Dünya Sağlık Örgütü’ne göre, dünya çapında yaşamını sürdüren 3,1 milyarın üzerinde engelli bireyin 8 trilyon dolar düzeyinde kümülatif harcanabilir geliri bulunuyor. Bu durumda tasarımcıların, fiziksel engellerle yaşayan müşterilerin yeni ürünler alacak parasının olmadığına yahut daha da kötüsü, alışverişe engeli bulunmayan müşteriler kadar ilgi duymadıklarına dair yaygın mitleri aşmaları gerekiyor.

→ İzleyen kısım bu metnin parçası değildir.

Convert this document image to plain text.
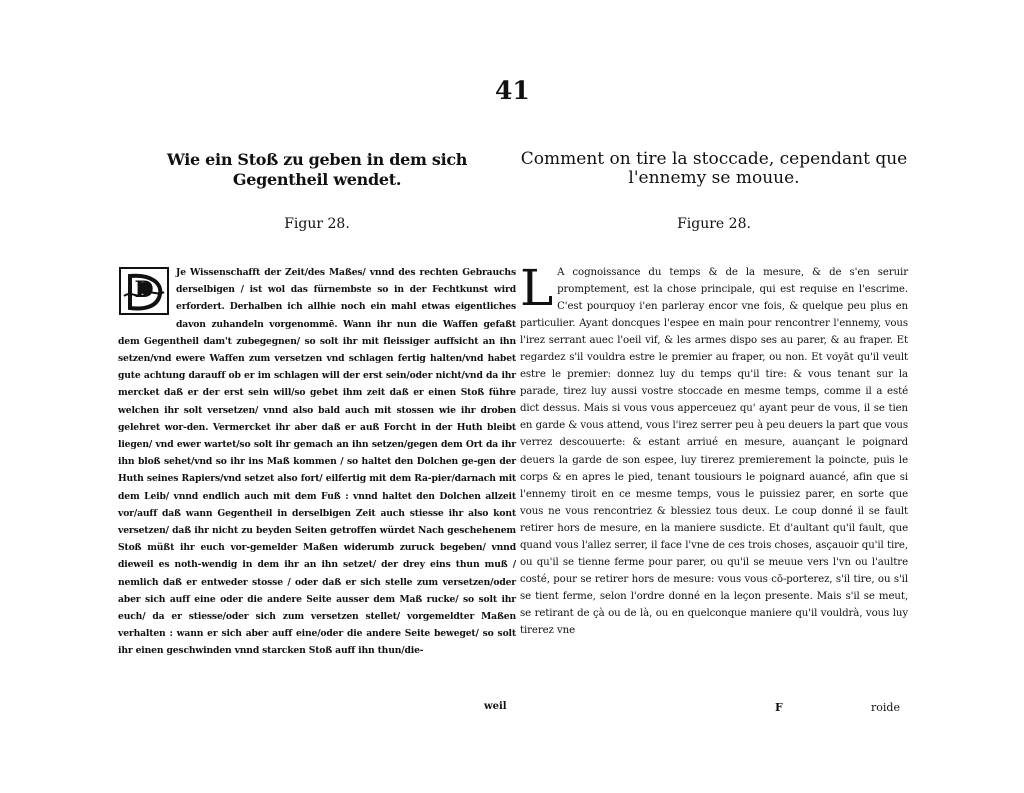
41
Wie ein Stoß zu geben in dem sich Gegentheil wendet.
Figur 28.
D
Je Wissenschafft der Zeit/des Maßes/ vnnd des rechten Gebrauchs derselbigen / ist wol das fürnembste so in der Fechtkunst wird erfordert. Derhalben ich allhie noch ein mahl etwas eigentliches davon zuhandeln vorgenommē. Wann ihr nun die Waffen gefaßt dem Gegentheil dam't zubegegnen/ so solt ihr mit fleissiger auffsicht an ihn setzen/vnd ewere Waffen zum versetzen vnd schlagen fertig halten/vnd habet gute achtung darauff ob er im schlagen will der erst sein/oder nicht/vnd da ihr mercket daß er der erst sein will/so gebet ihm zeit daß er einen Stoß führe welchen ihr solt versetzen/ vnnd also bald auch mit stossen wie ihr droben gelehret wor-den. Vermercket ihr aber daß er auß Forcht in der Huth bleibt liegen/ vnd ewer wartet/so solt ihr gemach an ihn setzen/gegen dem Ort da ihr ihn bloß sehet/vnd so ihr ins Maß kommen / so haltet den Dolchen ge-gen der Huth seines Rapiers/vnd setzet also fort/ eilfertig mit dem Ra-pier/darnach mit dem Leib/ vnnd endlich auch mit dem Fuß : vnnd haltet den Dolchen allzeit vor/auff daß wann Gegentheil in derselbigen Zeit auch stiesse ihr also kont versetzen/ daß ihr nicht zu beyden Seiten getroffen würdet Nach geschehenem Stoß müßt ihr euch vor-gemelder Maßen widerumb zuruck begeben/ vnnd dieweil es noth-wendig in dem ihr an ihn setzet/ der drey eins thun muß / nemlich daß er entweder stosse / oder daß er sich stelle zum versetzen/oder aber sich auff eine oder die andere Seite ausser dem Maß rucke/ so solt ihr euch/ da er stiesse/oder sich zum versetzen stellet/ vorgemeldter Maßen verhalten : wann er sich aber auff eine/oder die andere Seite beweget/ so solt ihr einen geschwinden vnnd starcken Stoß auff ihn thun/die-
Comment on tire la stoccade, cependant que l'ennemy se mouue.
Figure 28.
L A cognoissance du temps & de la mesure, & de s'en seruir promptement, est la chose principale, qui est requise en l'escrime. C'est pourquoy i'en parleray encor vne fois, & quelque peu plus en particulier. Ayant doncques l'espee en main pour rencontrer l'ennemy, vous l'irez serrant auec l'oeil vif, & les armes dispo ses au parer, & au fraper. Et regardez s'il vouldra estre le premier au fraper, ou non. Et voyāt qu'il veult estre le premier: donnez luy du temps qu'il tire: & vous tenant sur la parade, tirez luy aussi vostre stoccade en mesme temps, comme il a esté dict dessus. Mais si vous vous apperceuez qu' ayant peur de vous, il se tien en garde & vous attend, vous l'irez serrer peu à peu deuers la part que vous verrez descouuerte: & estant arriué en mesure, auançant le poignard deuers la garde de son espee, luy tirerez premierement la poincte, puis le corps & en apres le pied, tenant tousiours le poignard auancé, afin que si l'ennemy tiroit en ce mesme temps, vous le puissiez parer, en sorte que vous ne vous rencontriez & blessiez tous deux. Le coup donné il se fault retirer hors de mesure, en la maniere susdicte. Et d'aultant qu'il fault, que quand vous l'allez serrer, il face l'vne de ces trois choses, asçauoir qu'il tire, ou qu'il se tienne ferme pour parer, ou qu'il se meuue vers l'vn ou l'aultre costé, pour se retirer hors de mesure: vous vous cō-porterez, s'il tire, ou s'il se tient ferme, selon l'ordre donné en la leçon presente. Mais s'il se meut, se retirant de çà ou de là, ou en quelconque maniere qu'il vouldrà, vous luy tirerez vne
weil	F	roide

Güney Afrikalı Moda Tasarımcısı Balini Naidoo, benzersiz bir Braille tanımlama sistemini giyim markasıyla bütünleştirerek görme engellilere yardımcı olmayı ve aynı zamanda tasarım dünyasında engellilik ile ilgili farkındalık oluşturmayı hedefliyor. Modacı, “Balini” markalı ürünlerinde görme engelli bireylerin giysinin rengi, bedeni, yıkama talimatları ve stil tanımını anlamalarına yardımcı olacak Braille baskılı etiketler kullanıyor. “Kim olursa olsun herkes iyi görünmek ister.” diye düşünen tasarımcı; markasının görme engelli bireylerin kendi moda zevklerine göre seçim yapabilmelerinin onlara güven verdiğini düşünüyor.

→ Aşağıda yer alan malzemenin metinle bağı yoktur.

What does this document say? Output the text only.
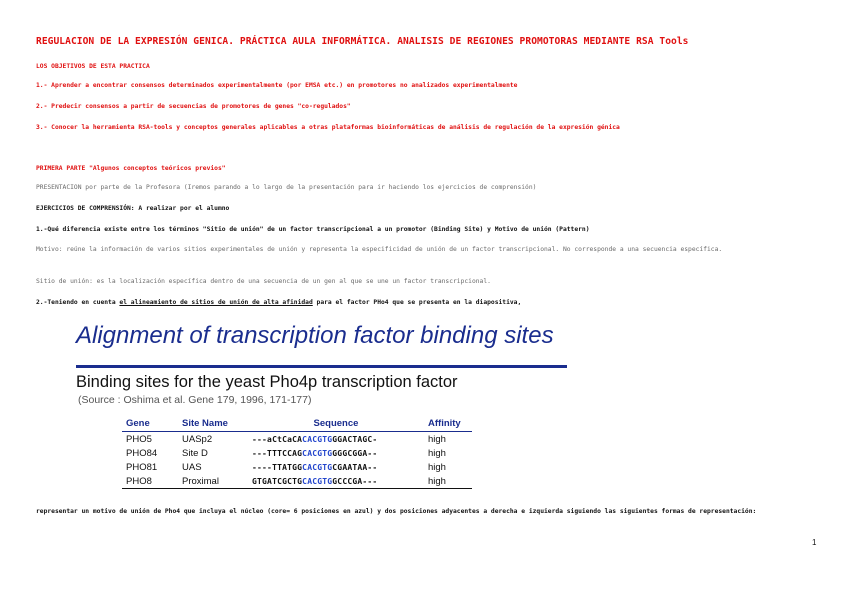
REGULACION DE LA EXPRESIÓN GENICA. PRÁCTICA AULA INFORMÁTICA. ANALISIS DE REGIONES PROMOTORAS MEDIANTE RSA Tools
LOS OBJETIVOS DE ESTA PRACTICA
1.- Aprender a encontrar consensos determinados experimentalmente (por EMSA etc.) en promotores no analizados experimentalmente
2.- Predecir consensos a partir de secuencias de promotores de genes "co-regulados"
3.- Conocer la herramienta RSA-tools y conceptos generales aplicables a otras plataformas bioinformáticas de análisis de regulación de la expresión génica
PRIMERA PARTE "Algunos conceptos teóricos previos"
PRESENTACION por parte de la Profesora (Iremos parando a lo largo de la presentación para ir haciendo los ejercicios de comprensión)
EJERCICIOS DE COMPRENSIÓN: A realizar por el alumno
1.-Qué diferencia existe entre los términos "Sitio de unión" de un factor transcripcional a un promotor (Binding Site) y Motivo de unión (Pattern)
Motivo: reúne la información de varios sitios experimentales de unión y representa la especificidad de unión de un factor transcripcional. No corresponde a una secuencia específica.
Sitio de unión: es la localización específica dentro de una secuencia de un gen al que se une un factor transcripcional.
2.-Teniendo en cuenta el alineamiento de sitios de unión de alta afinidad para el factor PHo4 que se presenta en la diapositiva,
Alignment of transcription factor binding sites
Binding sites for the yeast Pho4p transcription factor
(Source : Oshima et al. Gene 179, 1996, 171-177)
Gene	Site Name	Sequence	Affinity
PHO5	UASp2	---aCtCaCACACGTGGGACTAGC-	high
PHO84	Site D	---TTTCCAGCACGTGGGGCGGA--	high
PHO81	UAS	----TTATGGCACGTGCGAATAA--	high
PHO8	Proximal	GTGATCGCTGCACGTGGCCCGA---	high
representar un motivo de unión de Pho4 que incluya el núcleo (core= 6 posiciones en azul) y dos posiciones adyacentes a derecha e izquierda siguiendo las siguientes formas de representación:
1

Engellilere yönelik tasarım yapan diğer yenilikçi markalar ise oturan vücut tipleri için giysiler yaratan IZ Adaptive ve engelli kadınların da kullanabileceği evrensel tasarımlara imza atan Kintsugi Clothing. Kintsugi kelimesi Japonca’ da “kırık çanak çömleği altın yaldız kaplanarak tamir edilmiş şekliyle gören bir sanat formu ve felsefesi” anlamını taşıyor. Firma yöneticileri web sitelerinde şirketlerini tanıtırken; bir metafor olarak derin bir anlamı olan bu kelimenin bizlere yaşamımız süresince hem fiziksel hem duygusal olarak pek çok yara aldığımızı ancak bu yaraların bizi zayıflatıp çökertmediğini, aksine geliştirdiğini hatırlattığını söylüyorlar.
Tommy Hilfiger da bu “uyarlanabilirlik” hareketine katılarak, “Tommy Adaptive” markasının lansmanını yapmış bulunuyor. Markanın web sitesinde, yeni tasarımlarının arkasında yatan hedefler şöyle açıklanıyor: “Kendi kişisel deneyimleri ve Tommy’ nin otizmli çocuklarla olan geçmişinden ilham alan ekibimiz gerçekten işe yarayan çözümler ortaya koymak için tasarım sürecini yeniden gözden geçirdi.” Marka, giyinmeyi daha kolay hale getirmek üzere tek elle kapanan, geniş açıklıklara sahip ve oturma opsiyonu içeren giysileri ön plana çıkarıyor.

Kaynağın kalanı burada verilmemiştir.